Thousands of children contact Childline for support with abuse and neglect
News / Sun 26th Nov 2023 at 05:21am
CHILDLINE has delivered more than 14,000 counselling sessions to children suffering abuse and neglect over the past year.
New figures come as the counselling service prepares for the Christmas season, continuing to be a lifeline for vulnerable children and young people
The NSPCC is urging people to Walk for Children on December 22 to help keep its vital Childline service open for children this Christmas
Penelope Red* (Berkshire) grew up with a mother that abused drugs, specifically heroin. This her Christmas story. “When you think of Christmas you think of family. I was never into Christmas until I met my partner. Christmas probably wasn’t as bad as it was for others.
We did have food. We generally went to my nans up north for a day then would come back. I couldn’t wait to get back to my friends and never really got excited for Christmas. Spending time with my family was a chore, but I did have presents to open and a warm bed to sleep in. It was the only time I saw my nan, and my mum would only stay for the minimum. It always highlighted the difference though, we would wake up go down and open presents and then go our separate ways. It wasn’t until I was with my partner that I realised what true Christmas was.
Playing games, the build-up, the family element, actually wanting to sit in all day with them and eat food. We had a tacky tree with hardly any decorations, I can’t remember once going Christmas decorations shopping let alone Christmas food shopping. New Years is worse for me. My mum and step dad stayed in EVERY SINGLE year.
All my friends parents went and saw their friends or went away, but they stayed in high off their face on the sofa which always highlighted how different they are. They didn’t go on any Christmas do’s with friends etc. We never left carrots or mince pies out and never had Christmas jumpers or PJs. I think the amazing thing about Christmas is the way it can bring people together, but when drugs are involved there will always be that void.
Addiction doesn’t do festive and there is more pressure to drink and be more social in a time I often want to hide. I am learning slowly how to enjoy Christmas, how to make traditions in my new life but every year I learn something new.”
Leah* (Bedford, Tuesday only) grew up in a household with parents that didn’t look out for her or keep an eye on her welfare. Because of this she was groomed by a man when she was a teenager. This is her Christmas story. “Christmas holidays brought me a lot of dread, saying goodbye to the sanctuary of school for a few unhappy weeks at home.
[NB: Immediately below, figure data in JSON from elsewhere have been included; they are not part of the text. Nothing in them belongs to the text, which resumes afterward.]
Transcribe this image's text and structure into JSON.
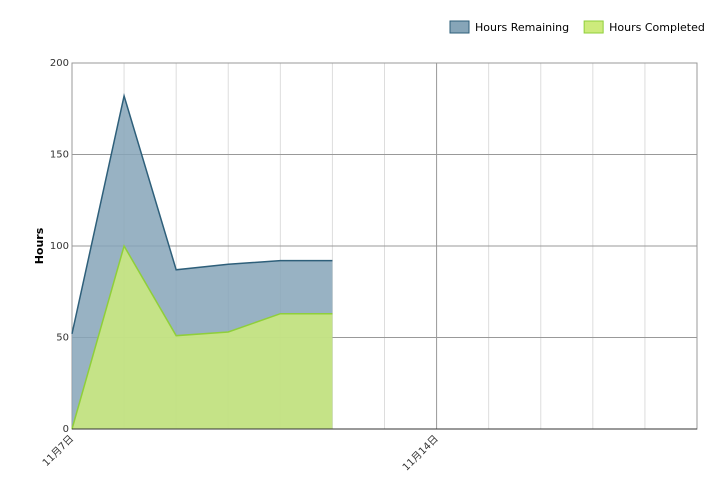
{
  "chart_data": {
    "type": "area",
    "y_label": "Hours",
    "categories": [
      "11月7日",
      null,
      null,
      null,
      null,
      null,
      null,
      "11月14日",
      null,
      null,
      null,
      null,
      null
    ],
    "series": [
      {
        "name": "Hours Remaining",
        "color": "#2e5f7a",
        "fill": "#86a5b8",
        "values": [
          52,
          182,
          87,
          90,
          92,
          92,
          null,
          null,
          null,
          null,
          null,
          null,
          null
        ]
      },
      {
        "name": "Hours Completed",
        "color": "#8fcf3a",
        "fill": "#cdeb7c",
        "values": [
          0,
          100,
          51,
          53,
          63,
          63,
          null,
          null,
          null,
          null,
          null,
          null,
          null
        ]
      }
    ],
    "ylim": [
      0,
      200
    ],
    "yticks": [
      0,
      50,
      100,
      150,
      200
    ],
    "grid": true,
    "legend": "top-right"
  }
}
The school holidays brought unrestricted time with unpredictable parents made worse by the acceptability of festive drinking. This would cause an increase with episodes of verbal and physical abuse. Children like me who pretend to be happy for school, end up like a lot of other children, when all the season really brings is the gifts of stress, fear and trauma.”
*Names have been changed to protect identities.